Ian Gilmore quits as government alcohol adviser in opposition to industry dealBMJ 2018; 362 doi: https://doi.org/10.1136/bmj.k3882 (Published 11 September 2018) Cite this as: BMJ 2018;362:k3882
A senior adviser to the UK government on alcohol policy has quit after voicing concern at Public Health England’s relations with the industry.
Ian Gilmore has stepped down from his role advising PHE after the agency entered into a partnership with the drinks industry that he argued would undermine efforts to protect public health.1
In a letter to the Times Gilmore and John Britton, who advises PHE on tobacco policy, criticised the agency’s decision to partner with Drinkaware, an alcohol education charity that receives funding from the industry, for a new campaign encouraging middle aged people to have more alcohol free days. They said that the campaign’s launch “demonstrates a failure at senior level in Public Health England to learn the lessons from the use by the tobacco and alcohol industries of voluntary agreements and other partnerships with health bodies to undermine, water down or otherwise neutralise policies to reduce consumption.”
Britton said that he would also resign unless PHE ended the partnership.
In a separate statement issued in his capacity as chair of the Alcohol Health Alliance, Gilmore said he thought that PHE was making “a serious mistake” in partnering with the alcohol industry. “We strongly believe that the alcohol industry should not have a role in providing health information to the general public. The evidence tells us their campaigns are more likely to improve the reputation of global alcohol corporations than improve the health of the nation,” he said.
But Duncan Selbie, chief executive of PHE, defended its decision to partner with the industry. In a statement he said, “We think our advice on drink free days is easily understandable, pragmatic, and sensible.

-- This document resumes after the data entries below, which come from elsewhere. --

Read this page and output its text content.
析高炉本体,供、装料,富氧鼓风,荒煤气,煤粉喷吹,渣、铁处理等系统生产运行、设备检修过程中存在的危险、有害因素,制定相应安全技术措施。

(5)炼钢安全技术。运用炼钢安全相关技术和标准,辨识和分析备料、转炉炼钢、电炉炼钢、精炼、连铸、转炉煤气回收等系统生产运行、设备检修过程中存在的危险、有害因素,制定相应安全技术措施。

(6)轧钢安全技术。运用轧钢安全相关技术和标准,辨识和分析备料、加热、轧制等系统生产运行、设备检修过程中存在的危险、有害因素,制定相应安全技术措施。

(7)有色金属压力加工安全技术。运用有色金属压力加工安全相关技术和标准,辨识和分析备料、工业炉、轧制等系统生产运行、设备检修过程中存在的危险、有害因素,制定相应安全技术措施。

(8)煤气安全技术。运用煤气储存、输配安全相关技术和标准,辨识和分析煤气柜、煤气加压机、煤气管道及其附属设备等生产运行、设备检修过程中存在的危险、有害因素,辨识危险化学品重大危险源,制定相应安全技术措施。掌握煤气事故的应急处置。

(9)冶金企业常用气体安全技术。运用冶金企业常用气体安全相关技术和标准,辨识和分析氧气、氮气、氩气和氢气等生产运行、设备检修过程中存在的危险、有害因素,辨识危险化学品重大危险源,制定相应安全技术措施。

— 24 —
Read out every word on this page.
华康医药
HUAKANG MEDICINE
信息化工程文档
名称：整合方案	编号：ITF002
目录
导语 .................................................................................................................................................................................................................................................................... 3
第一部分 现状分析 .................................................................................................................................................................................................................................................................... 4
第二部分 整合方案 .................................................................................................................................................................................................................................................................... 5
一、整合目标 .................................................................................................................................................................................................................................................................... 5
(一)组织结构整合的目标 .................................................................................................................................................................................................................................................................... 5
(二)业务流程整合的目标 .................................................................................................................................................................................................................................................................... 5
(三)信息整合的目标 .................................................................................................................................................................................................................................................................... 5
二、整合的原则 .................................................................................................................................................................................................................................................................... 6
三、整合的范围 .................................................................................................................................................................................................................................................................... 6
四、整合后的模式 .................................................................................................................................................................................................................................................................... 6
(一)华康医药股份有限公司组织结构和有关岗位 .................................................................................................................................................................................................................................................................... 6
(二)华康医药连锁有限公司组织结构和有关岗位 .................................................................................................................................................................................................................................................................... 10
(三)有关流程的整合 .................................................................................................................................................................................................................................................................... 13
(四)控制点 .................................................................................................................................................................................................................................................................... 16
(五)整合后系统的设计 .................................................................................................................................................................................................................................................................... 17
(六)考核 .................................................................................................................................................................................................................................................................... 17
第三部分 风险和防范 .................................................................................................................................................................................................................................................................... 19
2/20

“PHE is steadfast in its ambition to reduce the harms that drinking too much alcohol can cause and we will work together with any partner that speaks to the evidence and shares the same commitment.”
In a separate blog post outlining the aims of the campaign Selbie argued that the new partnership with Drinkaware was “the first step in reframing our relationship with the alcohol industry” in a similar way to persuading the food industry to reduce salt and sugar in foods.2
“Some people will disagree with PHE working with Drinkaware as they are partly funded by the alcohol industry but factually they are governed independently and we will be fiercely vigilant on this,” Selbie wrote.
Leigh Lewis, Drinkaware’s chair of trustees, said, “Drinkaware is an independent charity which is not part of and does not speak on behalf of the alcohol industry.
“It is saddening to see that widely refuted false allegations about our independence are being used to undermine serious and genuine attempts to help people moderate their drinking and improve knowledge about the long term health risks.”